Brecht selbst war vermutlich zuvor schon in München mit dem
Schach in Berührung gekommen. Im Café Stefanie in Schwabing spielte man viel und
gerne auch Schach.
Schach im Café Stefanie in München
1933 ging Brecht ins Exil, zunächst nach Dänemark, wo er neue Bekanntschaften
machte. Aus dieser Zeit datieren einige Bilder, die Brecht beim Schach zeigen,
mit seinem Freund Walter Benjamin und mit Margarete Steffin.
Bert Brecht und Walter Benjamin beim Schach
Im Guardian erschien im Januar eine Analyse der abgebildeten
Partie zwischen Brecht und Benjamin:
Mit Maragarete Steffin und Schachuhr
1939 floh Brecht nach Schweden und Finnland, schließlich
emigrierte er über Moskau per Transsibirischer Eisenbahn über Wladiwostok nach
Kalifornien (Santa Monica). Dort traf er viele andere Emigranten aus
Deutschland.
Vor 1941 war Brecht bereits zweimal in Moskau gewesen, da man ihn dort als
Aktivisten gegen Deutschland und die Naziherrschaft zu gewinnen suchte. 1935
besuchte Brecht eine Parade und war Gast bei der Einweihung der prachtvollen
Moskauer Metro, die er mit einem Gedicht ehrte. 1935 war bekanntlich auch das
zweite große Schachturnier von Moskau, an dem auch der zu dieser Zeit in Moskau
im Exil lebende Lasker teilnahm.
Einweihung der Metro
Lasker und Brecht bei der Einweihung der Moskauer Metro 1935
Mehr über die Moskauer Metro...
Lasker und Brecht lernten sich bei der Eröffnung kennen und
blieben in der Folge, wie man erst seit kurzem weiß, in intensivem Briefkontakt.

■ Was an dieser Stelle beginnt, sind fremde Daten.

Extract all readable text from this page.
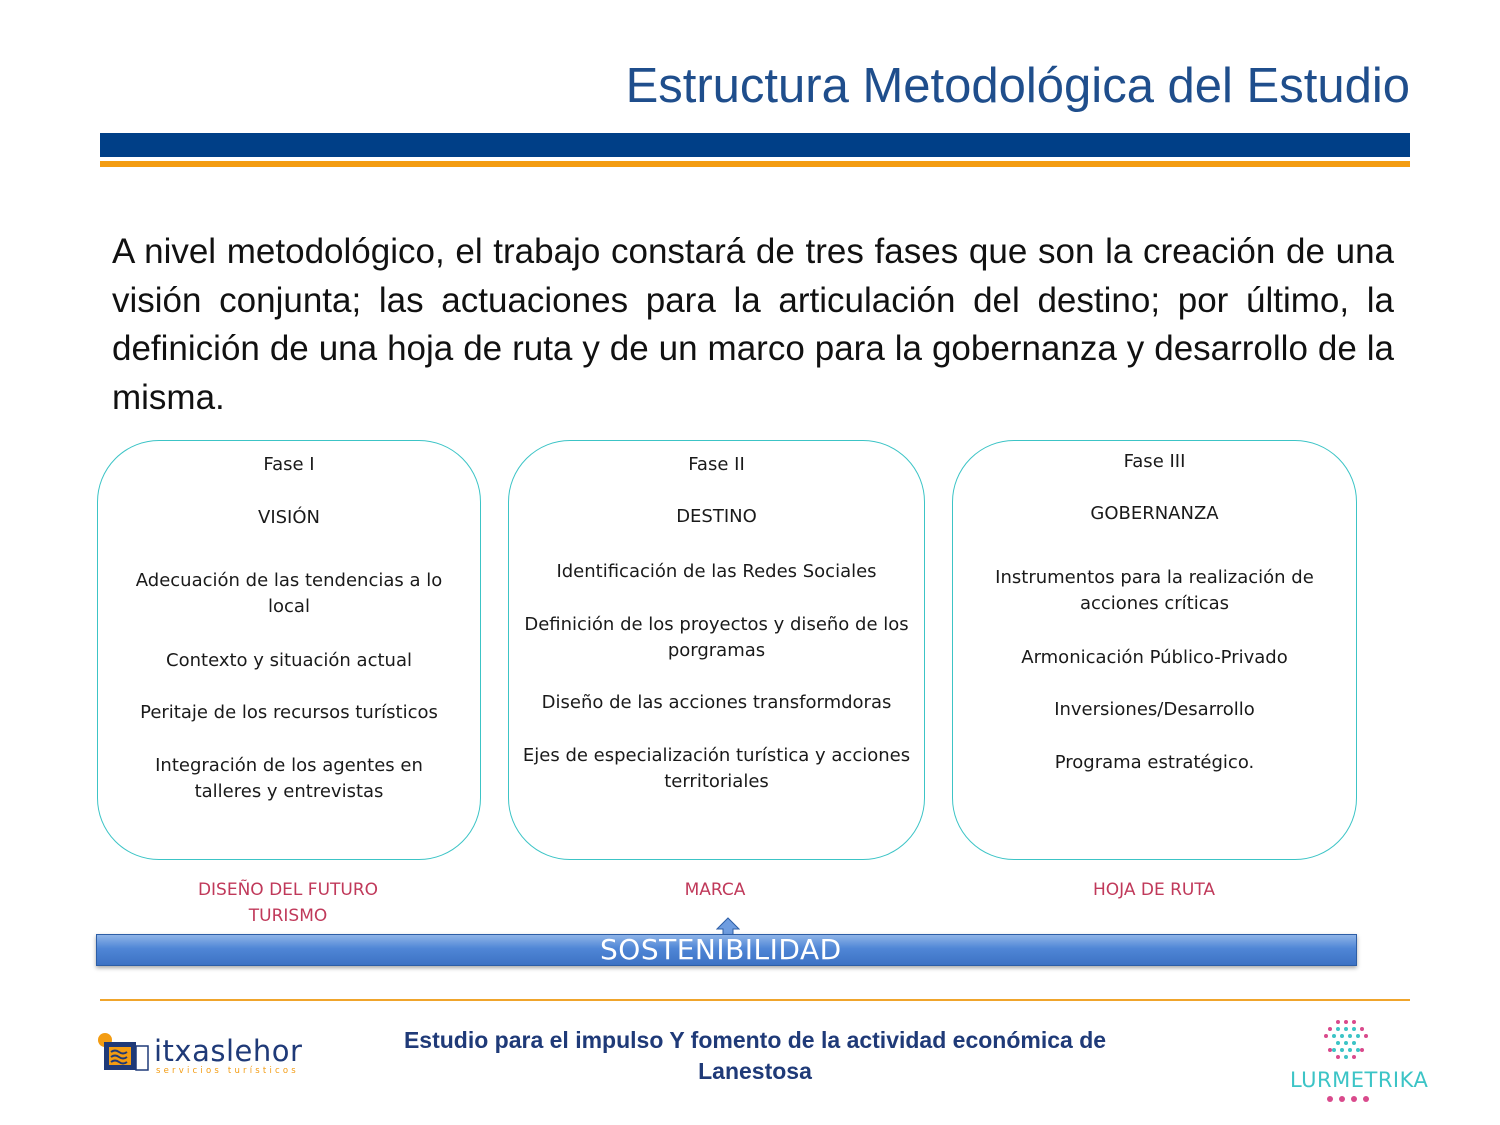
Estructura Metodológica del Estudio
A nivel metodológico, el trabajo constará de tres fases que son la creación de una visión conjunta; las actuaciones para la articulación del destino; por último, la definición de una hoja de ruta y de un marco para la gobernanza y desarrollo de la misma.

Fase I

VISIÓN

Adecuación de las tendencias a lo local

Contexto y situación actual

Peritaje de los recursos turísticos

Integración de los agentes en talleres y entrevistas

Fase II

DESTINO

Identificación de las Redes Sociales

Definición de los proyectos y diseño de los porgramas

Diseño de las acciones transformdoras

Ejes de especialización turística y acciones territoriales

Fase III

GOBERNANZA

Instrumentos para la realización de acciones críticas

Armonicación Público-Privado

Inversiones/Desarrollo

Programa estratégico.

DISEÑO DEL FUTURO TURISMO
MARCA	HOJA DE RUTA
SOSTENIBILIDAD
itxaslehor
servicios turísticos
Estudio para el impulso Y fomento de la actividad económica de Lanestosa	LURMETRIKA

Im Nachlass der Lasker-Familie fanden sich sich zahlreiche Briefe Brechts an
Lasker, z.T. auch mit vielen schachlichen Fragen.

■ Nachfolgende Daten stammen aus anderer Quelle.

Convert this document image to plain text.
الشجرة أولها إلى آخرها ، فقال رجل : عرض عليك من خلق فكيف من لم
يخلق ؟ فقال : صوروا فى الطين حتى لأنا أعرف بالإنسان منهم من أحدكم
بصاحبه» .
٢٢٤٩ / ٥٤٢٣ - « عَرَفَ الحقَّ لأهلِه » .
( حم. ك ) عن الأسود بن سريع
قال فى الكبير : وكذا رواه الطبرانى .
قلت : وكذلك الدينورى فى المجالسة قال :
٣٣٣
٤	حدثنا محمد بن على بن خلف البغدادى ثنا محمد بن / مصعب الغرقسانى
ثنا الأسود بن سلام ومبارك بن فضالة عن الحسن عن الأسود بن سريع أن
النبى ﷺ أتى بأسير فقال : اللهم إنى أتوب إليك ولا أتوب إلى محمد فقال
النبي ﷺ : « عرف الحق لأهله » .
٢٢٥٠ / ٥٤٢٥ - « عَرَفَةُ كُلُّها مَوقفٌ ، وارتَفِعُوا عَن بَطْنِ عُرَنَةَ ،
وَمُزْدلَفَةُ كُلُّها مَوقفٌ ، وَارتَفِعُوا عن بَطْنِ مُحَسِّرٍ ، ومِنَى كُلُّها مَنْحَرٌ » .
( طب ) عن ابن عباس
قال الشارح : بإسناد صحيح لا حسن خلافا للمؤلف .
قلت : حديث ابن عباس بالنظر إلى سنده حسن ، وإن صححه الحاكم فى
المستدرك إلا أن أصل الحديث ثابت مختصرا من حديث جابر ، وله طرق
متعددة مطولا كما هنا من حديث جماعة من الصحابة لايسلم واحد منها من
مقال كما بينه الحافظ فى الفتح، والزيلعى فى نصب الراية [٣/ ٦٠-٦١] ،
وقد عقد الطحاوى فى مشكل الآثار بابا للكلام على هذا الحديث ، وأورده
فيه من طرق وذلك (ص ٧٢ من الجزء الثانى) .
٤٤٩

Noch in diesem Jahr soll der vollständige Briefwechsel,
übrigens mit z.T. sensationellen Entdeckungen, in großer Schmuckausgabe als
Folgeband zur Lasker-Biographie erscheinen:
Forster Hansen Negele: Emanuel Lasker Bertolt Brecht Briefe
1935-1941, 1500 Seiten, 79, Euro
Als kleiner Ausschnitt des Werkes wurden vorab schon einige
Briefe veröffentlicht, die besonders auch schachlich interessante Aufschlüsse
geben.
Lieber Lasker,
Skovbostrand per Svendborg, 31.9.35
ich habe ihr Buch "Gesunder Menschenverstand"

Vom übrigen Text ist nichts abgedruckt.